4. Current pipeline API • Focus on scikit learn and Spark pipelines • Scikit learn missing scaling; Spark focus on data parallel scaling Transform Fit X X y X’ Fitted model

5. Scaling Pipelines: I/O as List of Objects Transform Fit [X1, X2, … XN] [X1, X2, … XN] [y1, y2, … yN] [X1’, X2’, …, XN’] [FM1, FM2, … FMN]

6. Scaling Pipelines: AND/OR Graphs And node X1 X2 XN X1’ X2’ XM’ Or node X Step1 Step2 StepN X’ X’ X’
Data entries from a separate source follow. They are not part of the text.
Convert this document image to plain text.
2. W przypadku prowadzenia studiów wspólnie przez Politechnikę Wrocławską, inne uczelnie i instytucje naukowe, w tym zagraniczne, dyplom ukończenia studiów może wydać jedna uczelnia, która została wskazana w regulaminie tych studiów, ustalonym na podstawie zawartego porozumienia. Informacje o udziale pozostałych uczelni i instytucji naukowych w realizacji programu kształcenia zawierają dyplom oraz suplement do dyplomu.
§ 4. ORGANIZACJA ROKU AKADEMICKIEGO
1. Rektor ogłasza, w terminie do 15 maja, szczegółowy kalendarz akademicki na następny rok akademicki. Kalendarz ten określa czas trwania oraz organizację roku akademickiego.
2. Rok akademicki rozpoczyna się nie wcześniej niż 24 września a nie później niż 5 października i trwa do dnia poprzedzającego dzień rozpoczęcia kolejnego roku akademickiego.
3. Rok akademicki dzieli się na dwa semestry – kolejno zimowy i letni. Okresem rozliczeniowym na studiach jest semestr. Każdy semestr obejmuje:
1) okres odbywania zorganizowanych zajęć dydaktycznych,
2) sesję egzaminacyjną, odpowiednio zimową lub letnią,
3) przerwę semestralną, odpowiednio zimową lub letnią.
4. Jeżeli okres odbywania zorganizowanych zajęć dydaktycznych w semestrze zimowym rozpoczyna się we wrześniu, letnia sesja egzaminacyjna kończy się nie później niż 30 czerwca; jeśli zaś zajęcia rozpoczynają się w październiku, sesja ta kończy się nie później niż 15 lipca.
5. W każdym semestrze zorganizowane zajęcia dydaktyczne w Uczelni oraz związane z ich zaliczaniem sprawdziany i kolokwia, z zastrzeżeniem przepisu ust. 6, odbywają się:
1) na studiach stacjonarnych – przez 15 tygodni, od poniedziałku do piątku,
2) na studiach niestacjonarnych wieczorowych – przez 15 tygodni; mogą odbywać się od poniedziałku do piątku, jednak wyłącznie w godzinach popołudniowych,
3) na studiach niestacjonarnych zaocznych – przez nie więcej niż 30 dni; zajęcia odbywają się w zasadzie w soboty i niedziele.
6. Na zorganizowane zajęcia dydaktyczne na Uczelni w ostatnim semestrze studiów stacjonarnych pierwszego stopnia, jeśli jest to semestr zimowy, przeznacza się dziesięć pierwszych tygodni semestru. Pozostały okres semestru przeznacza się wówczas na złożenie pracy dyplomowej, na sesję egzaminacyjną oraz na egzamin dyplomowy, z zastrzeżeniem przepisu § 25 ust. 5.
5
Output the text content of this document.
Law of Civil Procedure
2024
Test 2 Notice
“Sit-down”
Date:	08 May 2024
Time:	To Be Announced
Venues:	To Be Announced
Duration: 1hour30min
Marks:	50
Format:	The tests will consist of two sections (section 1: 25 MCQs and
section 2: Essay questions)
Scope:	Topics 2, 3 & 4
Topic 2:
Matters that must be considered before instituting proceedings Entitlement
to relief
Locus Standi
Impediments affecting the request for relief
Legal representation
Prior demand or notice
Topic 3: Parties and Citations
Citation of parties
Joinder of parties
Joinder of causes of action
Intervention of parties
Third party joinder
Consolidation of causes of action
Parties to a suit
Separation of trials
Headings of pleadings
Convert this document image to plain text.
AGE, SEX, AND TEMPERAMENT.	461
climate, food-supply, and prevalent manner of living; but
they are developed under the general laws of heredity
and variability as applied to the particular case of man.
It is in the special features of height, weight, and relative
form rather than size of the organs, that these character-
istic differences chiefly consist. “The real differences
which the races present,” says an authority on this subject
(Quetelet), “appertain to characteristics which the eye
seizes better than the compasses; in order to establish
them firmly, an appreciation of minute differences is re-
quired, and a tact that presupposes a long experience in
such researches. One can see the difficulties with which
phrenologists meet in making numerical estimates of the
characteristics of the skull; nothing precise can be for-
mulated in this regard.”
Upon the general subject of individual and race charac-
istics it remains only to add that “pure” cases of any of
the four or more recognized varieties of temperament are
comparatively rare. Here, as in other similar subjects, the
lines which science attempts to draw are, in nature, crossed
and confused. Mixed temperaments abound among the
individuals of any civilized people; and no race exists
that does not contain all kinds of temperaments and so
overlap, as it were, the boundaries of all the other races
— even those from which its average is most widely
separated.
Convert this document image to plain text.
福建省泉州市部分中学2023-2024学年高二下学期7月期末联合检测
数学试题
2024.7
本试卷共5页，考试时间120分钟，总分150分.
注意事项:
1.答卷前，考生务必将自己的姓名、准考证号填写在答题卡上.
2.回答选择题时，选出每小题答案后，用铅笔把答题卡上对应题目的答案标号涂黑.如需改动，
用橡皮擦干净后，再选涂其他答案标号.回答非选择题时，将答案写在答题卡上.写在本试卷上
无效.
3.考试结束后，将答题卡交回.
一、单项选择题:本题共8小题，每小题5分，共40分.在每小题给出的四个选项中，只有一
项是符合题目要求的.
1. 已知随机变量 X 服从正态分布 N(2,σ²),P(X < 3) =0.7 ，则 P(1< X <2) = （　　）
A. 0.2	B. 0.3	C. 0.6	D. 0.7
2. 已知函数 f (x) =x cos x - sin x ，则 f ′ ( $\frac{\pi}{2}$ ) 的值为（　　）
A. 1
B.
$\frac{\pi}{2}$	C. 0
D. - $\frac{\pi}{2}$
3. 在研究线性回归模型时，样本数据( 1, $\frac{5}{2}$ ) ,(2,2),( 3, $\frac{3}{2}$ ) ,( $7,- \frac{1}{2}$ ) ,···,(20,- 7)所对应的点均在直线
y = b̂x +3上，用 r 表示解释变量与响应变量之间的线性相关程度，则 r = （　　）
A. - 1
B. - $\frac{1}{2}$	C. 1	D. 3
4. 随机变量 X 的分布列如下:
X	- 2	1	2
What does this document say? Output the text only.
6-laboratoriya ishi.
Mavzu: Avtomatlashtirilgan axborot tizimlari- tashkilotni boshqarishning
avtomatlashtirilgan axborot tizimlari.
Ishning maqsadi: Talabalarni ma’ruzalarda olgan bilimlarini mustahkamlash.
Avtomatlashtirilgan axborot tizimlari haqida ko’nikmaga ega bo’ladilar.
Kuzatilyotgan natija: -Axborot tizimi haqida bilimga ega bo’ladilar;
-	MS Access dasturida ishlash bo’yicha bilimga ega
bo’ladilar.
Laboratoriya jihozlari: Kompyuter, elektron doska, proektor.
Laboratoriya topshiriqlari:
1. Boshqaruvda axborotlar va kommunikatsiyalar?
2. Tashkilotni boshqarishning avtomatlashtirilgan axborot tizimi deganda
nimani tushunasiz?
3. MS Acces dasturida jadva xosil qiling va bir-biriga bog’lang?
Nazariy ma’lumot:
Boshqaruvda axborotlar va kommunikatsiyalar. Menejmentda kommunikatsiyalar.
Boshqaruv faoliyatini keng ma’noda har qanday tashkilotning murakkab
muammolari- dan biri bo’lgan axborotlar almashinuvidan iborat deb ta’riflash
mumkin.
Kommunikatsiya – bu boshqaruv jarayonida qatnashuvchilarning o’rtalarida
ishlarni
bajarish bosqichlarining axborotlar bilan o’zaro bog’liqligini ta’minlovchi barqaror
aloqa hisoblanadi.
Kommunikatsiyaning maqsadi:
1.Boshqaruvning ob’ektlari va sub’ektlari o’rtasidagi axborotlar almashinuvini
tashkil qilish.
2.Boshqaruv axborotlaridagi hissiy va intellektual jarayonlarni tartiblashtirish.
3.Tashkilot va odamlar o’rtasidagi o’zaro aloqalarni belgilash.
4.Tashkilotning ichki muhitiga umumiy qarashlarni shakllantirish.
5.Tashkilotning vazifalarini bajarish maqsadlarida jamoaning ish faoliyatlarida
7. Key Features ▪ Python function as unit of compute ▪ Intuitive for data scientist ▪ Follows transformer APIs ▪ MPI-style scaling ▪ Object references as I/O for unit of compute ▪ Sharing of objects using Plasma store ▪ Enables zero-copy object sharing • List of objects as I/O • Function as unit of compute ▪ Scikit learn typically in Python ▪ Ray.IO with RayDP enables efficient data exchange • Cross environment ▪ Enriched DAGs from plain pipelines ▪ OR nodes for fan- out expressions ▪ AND nodes for arbitrary lambdas • AND/OR Graphs

8. Illustrative Example 8 Preprocess Random Forest Gradient Boost Decision Tree Sample Pipeline Scikit learn Pipeline Our Pipeline

9. Pipelines Galore… Airflow Kubeflow Scikit learn Spark Pipeline Our pipeline Task parallelism ✓ ✓ ✗ ✓ ✓ Data parallelism ✗ ✗ ✗ ✓ ✓ And/Or Graphs ✓ ✓ ✗ ✗ ✓ Computational unit Container Container Python function Python/Java function Python/Java function Mutability of DAG ✗ ✗ ✓ ✓ ✓

10. What to expect? • Execution strategies based on graph traversals • Early stopping criteria • Mutability of execution pipelines • Current status: Proposal discussion with Ray and OSS community

11. Q&A Contacts: Raghu Ganti (rganti@us.ibm.com) Michael Behrendt (michaelbehrendt@de.ibm.com) Linsong Chu (lchu@us.ibm.com) Carlos Costa (chcost@us.ibm.com) Erik Erlandson (eerlands@redhat.com) Mudhakar Srivatsa (msrivats@us.ibm.com)

12. Feedback Your feedback is important to us. Don’t forget to rate and review the sessions.